Recently Richard was running Yahoo's Political Advertising and that's where he really cut his teeth. Richard was the political evangelist that could meet with any person at any level (President, Senate, state level) and convince people why the internet should be an important part of any political campaign. And while his time was short lived in this job, he had an impact as he met with many political organizations to push online advertising including tough groups that still believed direct mail is the way to go. Basically he gave us cover while he did the education heavy lifting.
(NOTE THE REST OF THIS POST IS ABOUT MANAGING A CAREER DURING ANY KIND OF TAKEOVER AND NOT SPECIFIC TO RICHARD. I'VE BEEN A VETERAN OF MANY TAKE OVERS AND MERGERS SO I HAVE MY OWN OPINION).
While Yahoo is making inroads into politics, it is becoming increasingly difficult to hold on to talent at all levels, not just the CXO level. With the looming MSN deal or any other deal that Yahoo might undertake to stave off the Microsoft take over, they are suffering the fate that all companies do when they are in the process of being changed; good people don't see a concrete future and when something good comes along there is nothing holding them back
Its a funny thing about politics. There is a definite start and end date. Once November rolls around it is over for a few months until the next cycle starts again.
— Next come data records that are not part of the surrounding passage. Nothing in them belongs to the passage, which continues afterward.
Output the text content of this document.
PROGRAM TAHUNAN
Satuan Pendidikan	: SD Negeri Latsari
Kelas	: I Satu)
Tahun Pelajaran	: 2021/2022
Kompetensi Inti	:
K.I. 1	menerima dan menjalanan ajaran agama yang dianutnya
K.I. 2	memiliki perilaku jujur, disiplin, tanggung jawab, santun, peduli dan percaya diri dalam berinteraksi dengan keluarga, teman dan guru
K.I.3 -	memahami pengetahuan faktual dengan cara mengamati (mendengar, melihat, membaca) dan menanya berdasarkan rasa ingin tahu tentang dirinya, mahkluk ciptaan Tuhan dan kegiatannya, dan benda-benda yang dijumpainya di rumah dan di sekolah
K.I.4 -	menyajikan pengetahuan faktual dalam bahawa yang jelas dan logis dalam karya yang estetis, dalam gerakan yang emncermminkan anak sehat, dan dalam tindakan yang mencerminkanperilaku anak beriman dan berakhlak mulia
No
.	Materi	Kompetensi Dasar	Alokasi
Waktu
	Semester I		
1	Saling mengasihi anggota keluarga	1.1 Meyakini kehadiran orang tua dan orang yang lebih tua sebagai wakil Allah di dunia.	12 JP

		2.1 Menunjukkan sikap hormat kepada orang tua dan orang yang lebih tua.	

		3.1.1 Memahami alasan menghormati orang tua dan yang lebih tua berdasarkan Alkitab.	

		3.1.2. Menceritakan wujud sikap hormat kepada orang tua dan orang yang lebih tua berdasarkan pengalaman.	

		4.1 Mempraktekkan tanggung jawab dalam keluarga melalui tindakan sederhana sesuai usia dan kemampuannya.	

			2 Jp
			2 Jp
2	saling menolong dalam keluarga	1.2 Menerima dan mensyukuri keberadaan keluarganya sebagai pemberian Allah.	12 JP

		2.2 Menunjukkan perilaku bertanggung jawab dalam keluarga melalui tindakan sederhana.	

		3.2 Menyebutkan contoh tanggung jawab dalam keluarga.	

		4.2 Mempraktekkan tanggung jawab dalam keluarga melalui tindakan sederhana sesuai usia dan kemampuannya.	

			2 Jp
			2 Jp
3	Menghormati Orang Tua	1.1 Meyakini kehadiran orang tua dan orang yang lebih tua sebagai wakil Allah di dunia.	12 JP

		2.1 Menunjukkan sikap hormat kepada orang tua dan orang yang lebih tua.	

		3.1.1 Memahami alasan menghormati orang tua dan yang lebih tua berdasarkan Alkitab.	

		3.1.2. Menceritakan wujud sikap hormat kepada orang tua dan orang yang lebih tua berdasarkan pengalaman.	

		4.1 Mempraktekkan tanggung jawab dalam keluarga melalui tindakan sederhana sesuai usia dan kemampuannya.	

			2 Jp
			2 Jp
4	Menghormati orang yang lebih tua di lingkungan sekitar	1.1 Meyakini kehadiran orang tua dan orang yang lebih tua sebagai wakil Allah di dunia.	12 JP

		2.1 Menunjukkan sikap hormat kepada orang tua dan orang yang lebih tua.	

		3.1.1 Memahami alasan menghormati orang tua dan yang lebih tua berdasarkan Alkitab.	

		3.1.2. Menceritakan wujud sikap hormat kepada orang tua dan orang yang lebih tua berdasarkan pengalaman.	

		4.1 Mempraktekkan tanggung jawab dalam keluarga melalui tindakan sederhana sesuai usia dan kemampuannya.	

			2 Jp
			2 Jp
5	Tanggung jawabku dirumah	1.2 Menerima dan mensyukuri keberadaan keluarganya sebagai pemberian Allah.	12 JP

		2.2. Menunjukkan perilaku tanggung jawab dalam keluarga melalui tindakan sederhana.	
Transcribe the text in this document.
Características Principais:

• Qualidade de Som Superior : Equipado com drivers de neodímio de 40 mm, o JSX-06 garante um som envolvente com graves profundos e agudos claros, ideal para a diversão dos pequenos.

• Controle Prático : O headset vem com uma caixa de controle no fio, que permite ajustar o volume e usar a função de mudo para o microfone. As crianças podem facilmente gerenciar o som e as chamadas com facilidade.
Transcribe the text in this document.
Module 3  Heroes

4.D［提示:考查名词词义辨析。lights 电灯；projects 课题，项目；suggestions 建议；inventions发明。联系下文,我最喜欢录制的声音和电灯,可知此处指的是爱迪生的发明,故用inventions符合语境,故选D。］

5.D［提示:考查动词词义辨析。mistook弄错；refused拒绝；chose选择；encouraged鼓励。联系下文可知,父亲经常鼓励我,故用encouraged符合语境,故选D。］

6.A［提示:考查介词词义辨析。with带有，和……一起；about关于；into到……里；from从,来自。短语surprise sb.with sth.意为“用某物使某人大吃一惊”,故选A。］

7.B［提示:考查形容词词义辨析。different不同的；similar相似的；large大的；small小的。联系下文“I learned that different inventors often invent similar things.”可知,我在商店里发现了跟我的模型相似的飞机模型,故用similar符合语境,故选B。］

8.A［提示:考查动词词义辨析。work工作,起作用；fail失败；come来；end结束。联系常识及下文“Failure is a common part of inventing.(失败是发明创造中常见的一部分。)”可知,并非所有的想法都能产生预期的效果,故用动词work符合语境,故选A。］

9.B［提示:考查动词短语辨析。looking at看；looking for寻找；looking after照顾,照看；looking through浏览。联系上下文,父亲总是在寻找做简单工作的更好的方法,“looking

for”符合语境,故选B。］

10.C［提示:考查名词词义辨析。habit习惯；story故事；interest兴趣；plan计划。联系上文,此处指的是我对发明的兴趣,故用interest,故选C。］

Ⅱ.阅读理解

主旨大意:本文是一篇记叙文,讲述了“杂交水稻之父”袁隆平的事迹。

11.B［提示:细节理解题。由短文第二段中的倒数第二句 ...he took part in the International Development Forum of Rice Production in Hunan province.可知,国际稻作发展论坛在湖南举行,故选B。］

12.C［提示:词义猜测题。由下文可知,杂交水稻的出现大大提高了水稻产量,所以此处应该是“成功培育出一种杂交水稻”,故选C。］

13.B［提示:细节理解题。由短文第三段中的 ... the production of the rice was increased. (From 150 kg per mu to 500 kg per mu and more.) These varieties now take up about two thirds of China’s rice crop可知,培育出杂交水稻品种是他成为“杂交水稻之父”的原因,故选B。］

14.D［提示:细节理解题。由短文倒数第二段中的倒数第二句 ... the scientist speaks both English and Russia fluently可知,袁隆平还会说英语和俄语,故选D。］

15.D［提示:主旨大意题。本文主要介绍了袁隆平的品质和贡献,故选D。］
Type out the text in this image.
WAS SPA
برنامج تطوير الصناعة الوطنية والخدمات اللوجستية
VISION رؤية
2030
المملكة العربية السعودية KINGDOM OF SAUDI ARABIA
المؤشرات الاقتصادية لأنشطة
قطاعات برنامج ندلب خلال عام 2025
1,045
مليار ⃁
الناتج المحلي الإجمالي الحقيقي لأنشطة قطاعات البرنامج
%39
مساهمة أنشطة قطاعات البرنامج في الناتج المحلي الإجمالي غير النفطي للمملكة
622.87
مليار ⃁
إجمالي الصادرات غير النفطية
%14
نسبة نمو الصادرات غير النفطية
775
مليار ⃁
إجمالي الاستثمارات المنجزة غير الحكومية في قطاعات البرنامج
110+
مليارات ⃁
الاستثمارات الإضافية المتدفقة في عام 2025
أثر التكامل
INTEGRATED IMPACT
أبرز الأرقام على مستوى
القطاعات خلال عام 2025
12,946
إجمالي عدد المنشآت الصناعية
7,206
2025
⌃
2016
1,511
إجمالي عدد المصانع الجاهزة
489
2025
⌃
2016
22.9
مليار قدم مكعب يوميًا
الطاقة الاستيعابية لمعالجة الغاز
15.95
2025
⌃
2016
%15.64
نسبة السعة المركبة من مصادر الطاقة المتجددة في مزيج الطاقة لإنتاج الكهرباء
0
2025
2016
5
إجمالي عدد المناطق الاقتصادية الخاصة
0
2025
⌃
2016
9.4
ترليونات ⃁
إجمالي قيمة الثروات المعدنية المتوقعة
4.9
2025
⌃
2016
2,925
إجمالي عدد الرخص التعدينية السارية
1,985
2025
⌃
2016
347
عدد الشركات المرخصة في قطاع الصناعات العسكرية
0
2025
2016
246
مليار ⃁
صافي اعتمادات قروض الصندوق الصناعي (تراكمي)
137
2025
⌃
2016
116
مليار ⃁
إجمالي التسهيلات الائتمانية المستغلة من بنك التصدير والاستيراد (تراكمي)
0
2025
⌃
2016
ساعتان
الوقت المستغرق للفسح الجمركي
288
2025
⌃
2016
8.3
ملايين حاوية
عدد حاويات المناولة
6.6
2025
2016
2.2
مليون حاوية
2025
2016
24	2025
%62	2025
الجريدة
Throw on top of that uncertainty about your own personal job and that causes you to start to look around.
I've lived through quite a number of acquisitions and finally chose not to survive one when E*Trade swallowed up Harrisdirect, so I understand what goes through a person's mind when you realize the path you are going down is ending. It is hard to keep talented people around when you don't have a clear long term path with a definite end date staring at you in the face.
It reminds me of a part of Stephen Covey's 7 Habits of Highly Effective People. Inside the book is an image that I've never forgotten even though I probably read that book 10 years ago. It is a picture of a guy climbing to the top of the ladder with the caption "what happens when you climb the top of the corporate ladder and realize the ladder was leaning up against the wrong building?" You too should check to make sure your ladder is up against the right building.